Francesco Parillo

E se il professore suicida a Macerata fosse una vittima di bullismo?

Antonio Gurrado

Francesco Parillo era stato condannato per molestie sessuali, dopo due giorni si è tolto la vita. Le indagini, il processo e l'assunto che fra la parola di un docente e quella di un alunno pesi più la seconda  

Quando un termine va di moda, non c'è verso di rimangiarselo; è quindi comprensibile che il professor Massimo Zerani dell'Università di Perugia abbia parlato di “bullismo arrivato alle estreme conseguenze” in una mail privata, diffusa da alcuni quotidiani, riguardo al suicidio del suo collega di veterinaria, il professor Francesco Parillo dell'Università di Camerino.

 

Parillo è stato trovato senza vita a casa, dopo tempo in cui non dava notizie di sé, a due giorni di distanza dalla sentenza del tribunale di Macerata che lo condannava a tre anni di carcere per violenza sessuale.

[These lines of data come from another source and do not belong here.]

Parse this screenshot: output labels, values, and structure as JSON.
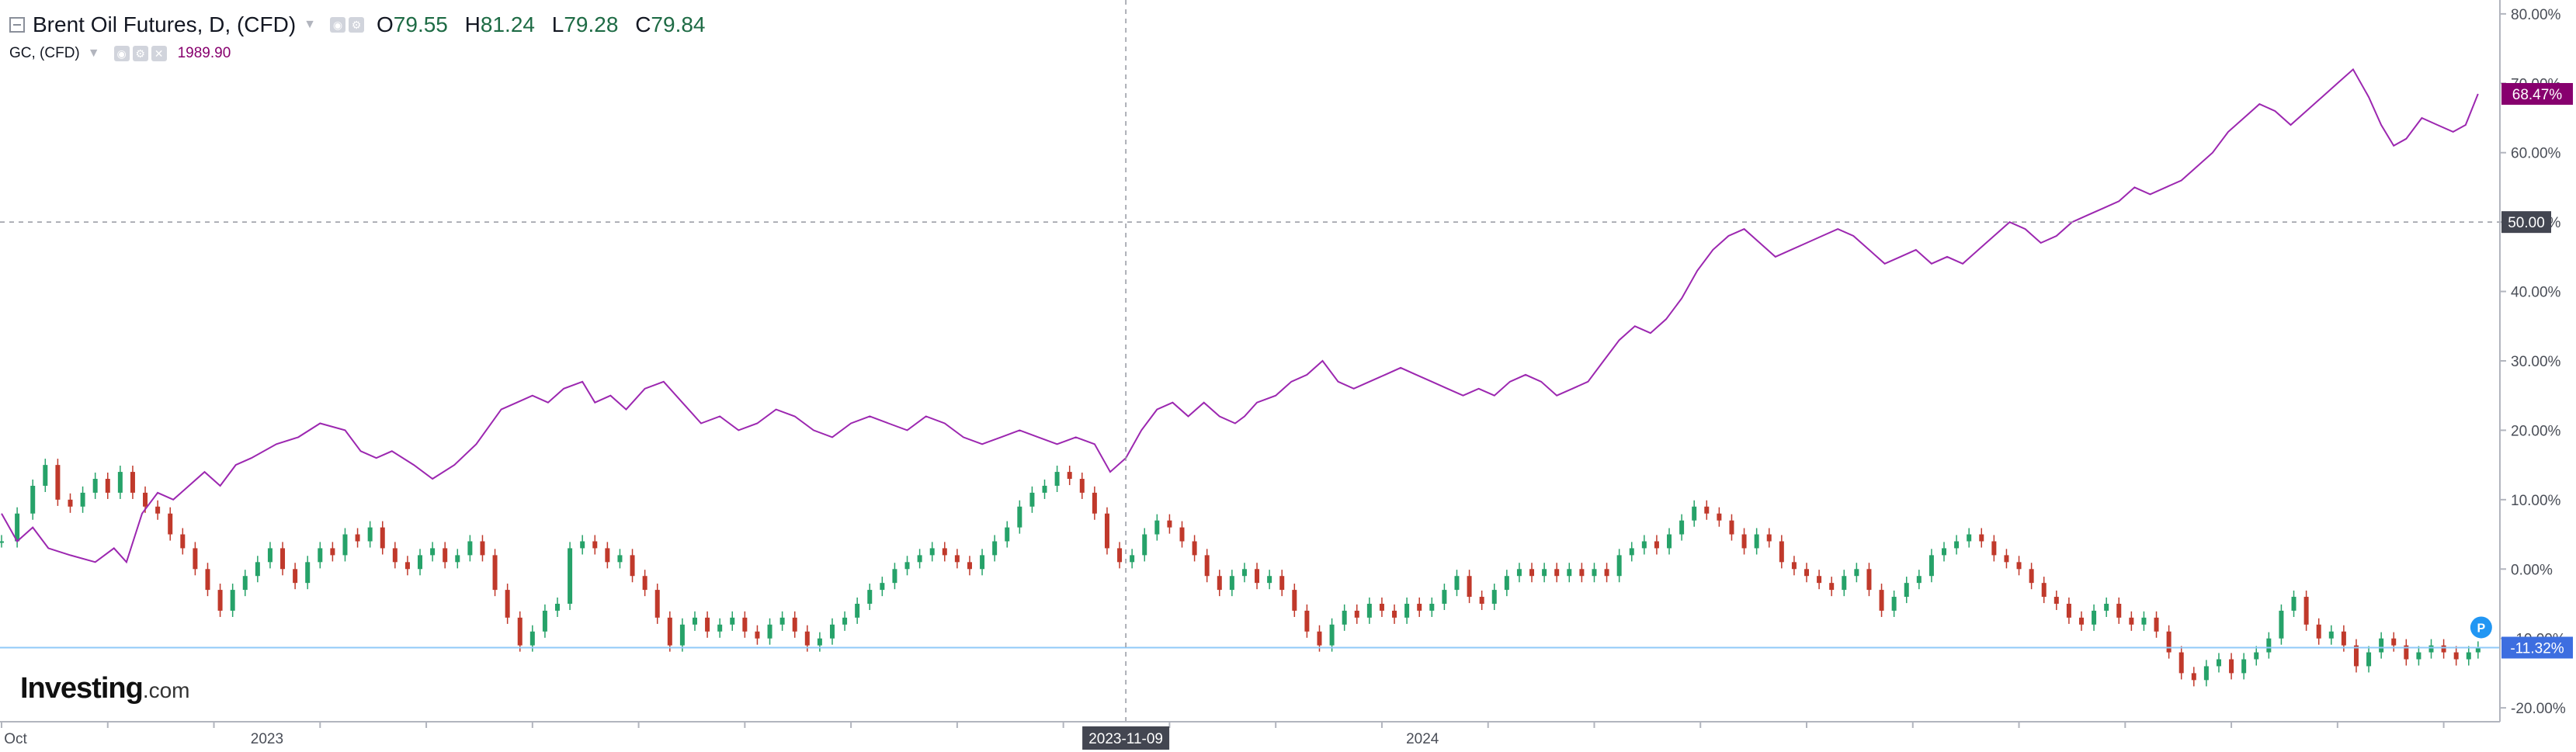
{
  "legend": {
    "main_title": "Brent Oil Futures, D, (CFD)",
    "ohlc": {
      "o_label": "O",
      "o": "79.55",
      "h_label": "H",
      "h": "81.24",
      "l_label": "L",
      "l": "79.28",
      "c_label": "C",
      "c": "79.84"
    },
    "secondary_title": "GC, (CFD)",
    "secondary_value": "1989.90"
  },
  "logo": {
    "main": "Investing",
    "suffix": ".com"
  },
  "colors": {
    "gold_line": "#9c27b0",
    "gold_badge": "#87006e",
    "up_candle": "#26a269",
    "down_candle": "#c0392b",
    "brent_line": "#90caf9",
    "brent_badge": "#3d6ee0",
    "crosshair_badge": "#434651"
  },
  "crosshair": {
    "date_label": "2023-11-09",
    "y_label": "50.00"
  },
  "chart_data": {
    "type": "line",
    "y_axis": {
      "unit": "percent change",
      "ticks": [
        "80.00%",
        "70.00%",
        "60.00%",
        "50.00%",
        "40.00%",
        "30.00%",
        "20.00%",
        "10.00%",
        "0.00%",
        "-10.00%",
        "-20.00%"
      ],
      "ylim": [
        -22,
        82
      ],
      "side": "right"
    },
    "x_axis": {
      "tick_labels": [
        {
          "label": "Oct",
          "x": 0
        },
        {
          "label": "2023",
          "x": 85
        },
        {
          "label": "2024",
          "x": 455
        }
      ],
      "xlim": [
        0,
        800
      ]
    },
    "gold_last_label": "68.47%",
    "brent_last_label": "-11.32%",
    "gold_series": [
      [
        0,
        8
      ],
      [
        5,
        4
      ],
      [
        10,
        6
      ],
      [
        15,
        3
      ],
      [
        22,
        2
      ],
      [
        30,
        1
      ],
      [
        36,
        3
      ],
      [
        40,
        1
      ],
      [
        45,
        8
      ],
      [
        50,
        11
      ],
      [
        55,
        10
      ],
      [
        60,
        12
      ],
      [
        65,
        14
      ],
      [
        70,
        12
      ],
      [
        75,
        15
      ],
      [
        80,
        16
      ],
      [
        88,
        18
      ],
      [
        95,
        19
      ],
      [
        102,
        21
      ],
      [
        110,
        20
      ],
      [
        115,
        17
      ],
      [
        120,
        16
      ],
      [
        125,
        17
      ],
      [
        132,
        15
      ],
      [
        138,
        13
      ],
      [
        145,
        15
      ],
      [
        152,
        18
      ],
      [
        160,
        23
      ],
      [
        165,
        24
      ],
      [
        170,
        25
      ],
      [
        175,
        24
      ],
      [
        180,
        26
      ],
      [
        186,
        27
      ],
      [
        190,
        24
      ],
      [
        195,
        25
      ],
      [
        200,
        23
      ],
      [
        206,
        26
      ],
      [
        212,
        27
      ],
      [
        218,
        24
      ],
      [
        224,
        21
      ],
      [
        230,
        22
      ],
      [
        236,
        20
      ],
      [
        242,
        21
      ],
      [
        248,
        23
      ],
      [
        254,
        22
      ],
      [
        260,
        20
      ],
      [
        266,
        19
      ],
      [
        272,
        21
      ],
      [
        278,
        22
      ],
      [
        284,
        21
      ],
      [
        290,
        20
      ],
      [
        296,
        22
      ],
      [
        302,
        21
      ],
      [
        308,
        19
      ],
      [
        314,
        18
      ],
      [
        320,
        19
      ],
      [
        326,
        20
      ],
      [
        332,
        19
      ],
      [
        338,
        18
      ],
      [
        344,
        19
      ],
      [
        350,
        18
      ],
      [
        355,
        14
      ],
      [
        360,
        16
      ],
      [
        365,
        20
      ],
      [
        370,
        23
      ],
      [
        375,
        24
      ],
      [
        380,
        22
      ],
      [
        385,
        24
      ],
      [
        390,
        22
      ],
      [
        395,
        21
      ],
      [
        398,
        22
      ],
      [
        402,
        24
      ],
      [
        408,
        25
      ],
      [
        413,
        27
      ],
      [
        418,
        28
      ],
      [
        423,
        30
      ],
      [
        428,
        27
      ],
      [
        433,
        26
      ],
      [
        438,
        27
      ],
      [
        443,
        28
      ],
      [
        448,
        29
      ],
      [
        453,
        28
      ],
      [
        458,
        27
      ],
      [
        463,
        26
      ],
      [
        468,
        25
      ],
      [
        473,
        26
      ],
      [
        478,
        25
      ],
      [
        483,
        27
      ],
      [
        488,
        28
      ],
      [
        493,
        27
      ],
      [
        498,
        25
      ],
      [
        503,
        26
      ],
      [
        508,
        27
      ],
      [
        513,
        30
      ],
      [
        518,
        33
      ],
      [
        523,
        35
      ],
      [
        528,
        34
      ],
      [
        533,
        36
      ],
      [
        538,
        39
      ],
      [
        543,
        43
      ],
      [
        548,
        46
      ],
      [
        553,
        48
      ],
      [
        558,
        49
      ],
      [
        563,
        47
      ],
      [
        568,
        45
      ],
      [
        573,
        46
      ],
      [
        578,
        47
      ],
      [
        583,
        48
      ],
      [
        588,
        49
      ],
      [
        593,
        48
      ],
      [
        598,
        46
      ],
      [
        603,
        44
      ],
      [
        608,
        45
      ],
      [
        613,
        46
      ],
      [
        618,
        44
      ],
      [
        623,
        45
      ],
      [
        628,
        44
      ],
      [
        633,
        46
      ],
      [
        638,
        48
      ],
      [
        643,
        50
      ],
      [
        648,
        49
      ],
      [
        653,
        47
      ],
      [
        658,
        48
      ],
      [
        663,
        50
      ],
      [
        668,
        51
      ],
      [
        673,
        52
      ],
      [
        678,
        53
      ],
      [
        683,
        55
      ],
      [
        688,
        54
      ],
      [
        693,
        55
      ],
      [
        698,
        56
      ],
      [
        703,
        58
      ],
      [
        708,
        60
      ],
      [
        713,
        63
      ],
      [
        718,
        65
      ],
      [
        723,
        67
      ],
      [
        728,
        66
      ],
      [
        733,
        64
      ],
      [
        738,
        66
      ],
      [
        743,
        68
      ],
      [
        748,
        70
      ],
      [
        753,
        72
      ],
      [
        758,
        68
      ],
      [
        762,
        64
      ],
      [
        766,
        61
      ],
      [
        770,
        62
      ],
      [
        775,
        65
      ],
      [
        780,
        64
      ],
      [
        785,
        63
      ],
      [
        789,
        64
      ],
      [
        793,
        68.47
      ]
    ],
    "brent_series": [
      [
        0,
        4
      ],
      [
        5,
        8
      ],
      [
        10,
        12
      ],
      [
        14,
        15
      ],
      [
        18,
        10
      ],
      [
        22,
        9
      ],
      [
        26,
        11
      ],
      [
        30,
        13
      ],
      [
        34,
        11
      ],
      [
        38,
        14
      ],
      [
        42,
        11
      ],
      [
        46,
        9
      ],
      [
        50,
        8
      ],
      [
        54,
        5
      ],
      [
        58,
        3
      ],
      [
        62,
        0
      ],
      [
        66,
        -3
      ],
      [
        70,
        -6
      ],
      [
        74,
        -3
      ],
      [
        78,
        -1
      ],
      [
        82,
        1
      ],
      [
        86,
        3
      ],
      [
        90,
        0
      ],
      [
        94,
        -2
      ],
      [
        98,
        1
      ],
      [
        102,
        3
      ],
      [
        106,
        2
      ],
      [
        110,
        5
      ],
      [
        114,
        4
      ],
      [
        118,
        6
      ],
      [
        122,
        3
      ],
      [
        126,
        1
      ],
      [
        130,
        0
      ],
      [
        134,
        2
      ],
      [
        138,
        3
      ],
      [
        142,
        1
      ],
      [
        146,
        2
      ],
      [
        150,
        4
      ],
      [
        154,
        2
      ],
      [
        158,
        -3
      ],
      [
        162,
        -7
      ],
      [
        166,
        -11
      ],
      [
        170,
        -9
      ],
      [
        174,
        -6
      ],
      [
        178,
        -5
      ],
      [
        182,
        3
      ],
      [
        186,
        4
      ],
      [
        190,
        3
      ],
      [
        194,
        1
      ],
      [
        198,
        2
      ],
      [
        202,
        -1
      ],
      [
        206,
        -3
      ],
      [
        210,
        -7
      ],
      [
        214,
        -11
      ],
      [
        218,
        -8
      ],
      [
        222,
        -7
      ],
      [
        226,
        -9
      ],
      [
        230,
        -8
      ],
      [
        234,
        -7
      ],
      [
        238,
        -9
      ],
      [
        242,
        -10
      ],
      [
        246,
        -8
      ],
      [
        250,
        -7
      ],
      [
        254,
        -9
      ],
      [
        258,
        -11
      ],
      [
        262,
        -10
      ],
      [
        266,
        -8
      ],
      [
        270,
        -7
      ],
      [
        274,
        -5
      ],
      [
        278,
        -3
      ],
      [
        282,
        -2
      ],
      [
        286,
        0
      ],
      [
        290,
        1
      ],
      [
        294,
        2
      ],
      [
        298,
        3
      ],
      [
        302,
        2
      ],
      [
        306,
        1
      ],
      [
        310,
        0
      ],
      [
        314,
        2
      ],
      [
        318,
        4
      ],
      [
        322,
        6
      ],
      [
        326,
        9
      ],
      [
        330,
        11
      ],
      [
        334,
        12
      ],
      [
        338,
        14
      ],
      [
        342,
        13
      ],
      [
        346,
        11
      ],
      [
        350,
        8
      ],
      [
        354,
        3
      ],
      [
        358,
        1
      ],
      [
        362,
        2
      ],
      [
        366,
        5
      ],
      [
        370,
        7
      ],
      [
        374,
        6
      ],
      [
        378,
        4
      ],
      [
        382,
        2
      ],
      [
        386,
        -1
      ],
      [
        390,
        -3
      ],
      [
        394,
        -1
      ],
      [
        398,
        0
      ],
      [
        402,
        -2
      ],
      [
        406,
        -1
      ],
      [
        410,
        -3
      ],
      [
        414,
        -6
      ],
      [
        418,
        -9
      ],
      [
        422,
        -11
      ],
      [
        426,
        -8
      ],
      [
        430,
        -6
      ],
      [
        434,
        -7
      ],
      [
        438,
        -5
      ],
      [
        442,
        -6
      ],
      [
        446,
        -7
      ],
      [
        450,
        -5
      ],
      [
        454,
        -6
      ],
      [
        458,
        -5
      ],
      [
        462,
        -3
      ],
      [
        466,
        -1
      ],
      [
        470,
        -4
      ],
      [
        474,
        -5
      ],
      [
        478,
        -3
      ],
      [
        482,
        -1
      ],
      [
        486,
        0
      ],
      [
        490,
        -1
      ],
      [
        494,
        0
      ],
      [
        498,
        -1
      ],
      [
        502,
        0
      ],
      [
        506,
        -1
      ],
      [
        510,
        0
      ],
      [
        514,
        -1
      ],
      [
        518,
        2
      ],
      [
        522,
        3
      ],
      [
        526,
        4
      ],
      [
        530,
        3
      ],
      [
        534,
        5
      ],
      [
        538,
        7
      ],
      [
        542,
        9
      ],
      [
        546,
        8
      ],
      [
        550,
        7
      ],
      [
        554,
        5
      ],
      [
        558,
        3
      ],
      [
        562,
        5
      ],
      [
        566,
        4
      ],
      [
        570,
        1
      ],
      [
        574,
        0
      ],
      [
        578,
        -1
      ],
      [
        582,
        -2
      ],
      [
        586,
        -3
      ],
      [
        590,
        -1
      ],
      [
        594,
        0
      ],
      [
        598,
        -3
      ],
      [
        602,
        -6
      ],
      [
        606,
        -4
      ],
      [
        610,
        -2
      ],
      [
        614,
        -1
      ],
      [
        618,
        2
      ],
      [
        622,
        3
      ],
      [
        626,
        4
      ],
      [
        630,
        5
      ],
      [
        634,
        4
      ],
      [
        638,
        2
      ],
      [
        642,
        1
      ],
      [
        646,
        0
      ],
      [
        650,
        -2
      ],
      [
        654,
        -4
      ],
      [
        658,
        -5
      ],
      [
        662,
        -7
      ],
      [
        666,
        -8
      ],
      [
        670,
        -6
      ],
      [
        674,
        -5
      ],
      [
        678,
        -7
      ],
      [
        682,
        -8
      ],
      [
        686,
        -7
      ],
      [
        690,
        -9
      ],
      [
        694,
        -12
      ],
      [
        698,
        -15
      ],
      [
        702,
        -16
      ],
      [
        706,
        -14
      ],
      [
        710,
        -13
      ],
      [
        714,
        -15
      ],
      [
        718,
        -13
      ],
      [
        722,
        -12
      ],
      [
        726,
        -10
      ],
      [
        730,
        -6
      ],
      [
        734,
        -4
      ],
      [
        738,
        -8
      ],
      [
        742,
        -10
      ],
      [
        746,
        -9
      ],
      [
        750,
        -11
      ],
      [
        754,
        -14
      ],
      [
        758,
        -12
      ],
      [
        762,
        -10
      ],
      [
        766,
        -11
      ],
      [
        770,
        -13
      ],
      [
        774,
        -12
      ],
      [
        778,
        -11
      ],
      [
        782,
        -12
      ],
      [
        786,
        -13
      ],
      [
        790,
        -12
      ],
      [
        793,
        -11.32
      ]
    ]
  }
}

Le circostanze saranno indagate ma lasciano pensare a un suicidio compiuto mischiando farmaci. Il professore (“il professore di desiderio”, lo chiamerà inevitabilmente qualche titolista in vena di letteratura), sempre proclamatosi innocente, sarà giudicato da tribunali più elevati ma fra noi che restiamo sulla Terra risuonano l'accusa del collega Zerani e la domanda su quel termine usato, si presume, con una certa consapevolezza.

 

Perché bullismo? Nei giorni in cui i giornali traboccano di analisi riguardo alla vittimizzazione dei professori da parte degli studenti per mezzo di azioni violente o se non altro minatorie, potrebbe apparire fuori luogo utilizzare lo stesso parametro nei confronti di docente che, stando alla sentenza di primo grado, si sarebbe avvalso del proprio ruolo per l'esatto inverso, ossia vessare gli studenti o minacciarli. Né si può presumere a priori che il suicidio comporti la dimostrazione dell'innocenza, con la stessa giurisprudenza grossolana con cui in tempi oscuri si reputava che il cedimento sotto tortura implicasse l'ammissione di colpevolezza.

 

Ma, a leggere negli archivi di cronaca, si scopre che la linea difensiva di Parillo è sempre stata quella di ascrivere le accuse al desiderio di rivalsa di un'esigua minoranza di studenti insofferenti alla sua esigenza scientifica e desiderosi di trovare una scorciatoia per disfarsene. Il sesso e tutto ciò che vi ruota attorno – sia esso sguardo o carezza o complimento – costituisce il terreno più facile su cui far scivolare qualcuno; questi atti di violenza sessuale sarebbero stati concentrati in soli due anni, a fronte di una lunga carriera immacolata, e sono stati denunciati da sei o sette studenti, rispetto al gran numero che il docente avrà visto passare. Un ulteriore grado di giudizio avrebbe magari considerato diversamente questi elementi, anche se non lo sapremo mai.

 

È certo anche che Parillo aveva tutto del bersaglio facile: i reporter locali lo raccontano scapolo, riservato, legato solo a una povera madre vedova che vive in un altro paesino delle Marche e che non possiamo nemmeno immaginare quanto stia soffrendo dall'apertura del dibattimento a oggi. La sua morte non è frutto dell'ondata antimaschilista del #metoo in salsa accademica (i fatti contestati si collocano fra 2011 e 2013) quanto probabilmente dell'arresto, convertito subito in domiciliari, disposto nel 2015 dal gip di Macerata unitamente alla sospensione de iure dall'insegnamento.

 

Sarà forse qui il bullismo? Se interpretiamo il termine in maniera più estensiva, possiamo definirlo un atteggiamento di ostilità da parte della società nei confronti dei docenti; l'ormai celebre studentello che intima al prof di mettergli sei e inginocchiarsi ha in comune con questa storia l'assunto che l'autorità dell'insegnante si ponga sempre dalla parte del torto, e che fra la parola di un docente e quella di un alunno pesi più la seconda. Pare che nella sua amarissima mail Zerani lamenti come, a causa della ferocia di studenti e istituzioni, la veterinaria abbia perso “un uomo di grande valore scientifico”. Si sente l'eco del lamento sommesso di chi ritiene che, ad esempio, l'ondata di accuse sessuali a un grande cineasta possa privare il mondo di un notevole ingegno a fronte di fumosità che un domani magari verranno ritrattate o confutate. Certo, la legge uguale per tutti impone che non si consideri il diverso beneficio che un imputato può arrecare alla società; fatto sta che il valore scientifico di un docente, la sua abilità a insegnare, dovrebbe essere sancita più dalla comunità accademica che dal gip di Macerata.